Technology is making it more difficult to prove who you really are. At the same time, it's providing tools to keep peace with criminals. REUTERS/Luke MacGregor
Technology is making it more difficult to prove who you really are. At the same time, it’s providing tools to keep peace with criminals. REUTERS/Luke MacGregor

Verifying identity

Some of these identification methods can no longer be counted on in isolation. While the essence of who you are can be confirmed through things like facial recognition and fingerprinting, the legal documents we so heavily rely upon today can be faked. In fact there are plenty of document verification services that have popped up to look at things like whether the font on the passport looks right, etc.

Likewise, electronic representations of people can be less than truthful. We all have a choice about how we want to present ourselves on social media, and many people create entirely false personas. In April, Facebook announced a crackdown on 30,000 fake profiles in France alone – that’s a big number.

Increasingly, behavioral analytics are coming into play to verify identity – or threats to it – by looking for differences in the way people do things.

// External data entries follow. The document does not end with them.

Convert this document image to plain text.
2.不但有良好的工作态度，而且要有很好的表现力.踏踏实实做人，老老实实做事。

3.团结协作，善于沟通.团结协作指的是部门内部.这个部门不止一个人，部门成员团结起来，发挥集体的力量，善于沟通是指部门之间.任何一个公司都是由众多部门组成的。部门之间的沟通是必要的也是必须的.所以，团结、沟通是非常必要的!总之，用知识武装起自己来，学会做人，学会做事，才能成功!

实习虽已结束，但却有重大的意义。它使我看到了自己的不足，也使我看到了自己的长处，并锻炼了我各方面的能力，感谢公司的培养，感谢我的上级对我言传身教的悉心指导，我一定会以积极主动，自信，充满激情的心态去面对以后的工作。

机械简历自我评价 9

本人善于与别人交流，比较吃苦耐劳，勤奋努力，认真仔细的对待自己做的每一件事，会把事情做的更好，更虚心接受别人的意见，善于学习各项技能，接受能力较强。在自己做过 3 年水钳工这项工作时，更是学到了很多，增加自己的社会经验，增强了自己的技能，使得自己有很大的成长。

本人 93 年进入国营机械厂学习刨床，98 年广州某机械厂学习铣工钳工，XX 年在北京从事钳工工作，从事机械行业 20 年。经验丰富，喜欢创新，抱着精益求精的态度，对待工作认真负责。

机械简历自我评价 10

How behavioral analytics work and how it will help

Take your smartphone, for example. Most people use a finger to unlock the phone with a PIN code. If I happen to get your pin code, I can technically break into your phone, but that may soon change. There are companies that are now looking at things like how you normally hold your phone, with which hand, and how much pressure you use when you tap on the screen. So although I may enter the right pin code, the system will be able to say, “Well, I’m not sure that’s really you because that’s not how you normally hold the phone. I have no record of you holding the phone that way” and deny access or ask for an additional verification method.

When you couple all these components together around this notion of identity, you can use some really interesting and advanced technology components to try to solve some problems…from the above “Is this person holding the phone the rightful owner or not?” to “Does this credit card transaction look normal?” to “These transactions are occurring at a time of day I would not have expected.” Credit card companies are already making good use of behavioral analytics by flagging purchases that seem unusual based on a user’s location and typical buying patterns.

I think going further down this behavioral identity road is both fascinating and compelling. Here at Thomson Reuters, we already have a number of really valuable data sets and propositions to help reduce the risk of fraudulent, criminal  and terrorist activity through identity verification. Our CLEAR solution, as one example, was critical to identifying the perpetrators in the 2015 San Bernardino shootings, which enabled law enforcement to catch them and prevent further casualties. Our wide range of assets gives us the ability to aggregate from multiple places, better streamline the onboarding process and do the verification/risk management piece that fundamentally is what identity is trying to solve. And as more advanced behavioral analytics and algorithms come into the mix, these solutions will become even stronger.